Although she demures when I suggest Foxtel has led the charge, Hurbert-Burns believes Australian television is having a moment, internationally.

“I think it’s the stage we are in the streaming cycle,” she reasons, “where all platforms are challenged and are having to look at different ways of getting great content onto their platforms. In territories like the UK, where they have really healthy commissioning budgets and much more of their slate is commissioned rather than purchased in, I think they are really looking to Australia and going, ‘This can perform in a way that is maybe beyond a tape sale, but is it a different cost profile?’

“We’re certainly finding with either colleagues in America or other platforms, we’re really thinking about co-productions in a different way, not just, ‘I’m going out to the world and grabbing a whole lot of money and trying to get someone else to fund my thing’, but how can we find stories that can really work?”

High Country

Foxtel’s next two shows are already pre-sold into the UK “onto major, major platforms”, following High Country, which recently premiered in a plum BBC One slot, following Casualty in what Hurbert-Burns calls “a really big crime slot” on the station.

“They’re actually doing two episodes back to back, which seems amazing for it to be on BBC One on a Saturday night,” she marvels.

“Knowing that we’re going out to market and we’ve already got England taken care of, that allows us to make the shows at the ambition that we have as well.
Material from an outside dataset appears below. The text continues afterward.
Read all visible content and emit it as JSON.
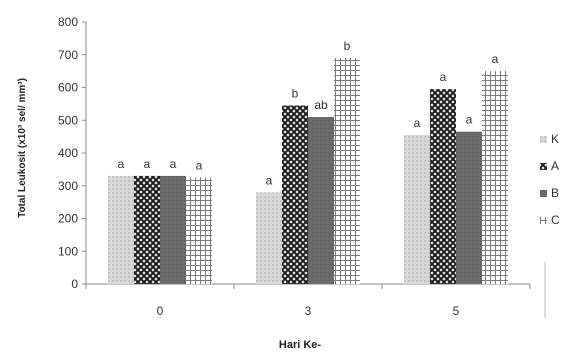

“Because when you’ve got some of the world’s best shows from platforms around the world, the scary thing I find every time when I’m producing something, to be completely honest with you, is these have to sit in a carousel with the best of the best. They’re sitting up there with Emmy-nominated and BAFTA-winning shows and our audience don’t go, ‘Oh, I can expect less from this because it’s Australian.’

“They judge us in the same vein. So, that’s our burning ambition. That’s why I get out of bed every day.”

The Twelve is currently airing on BINGE and Foxtel.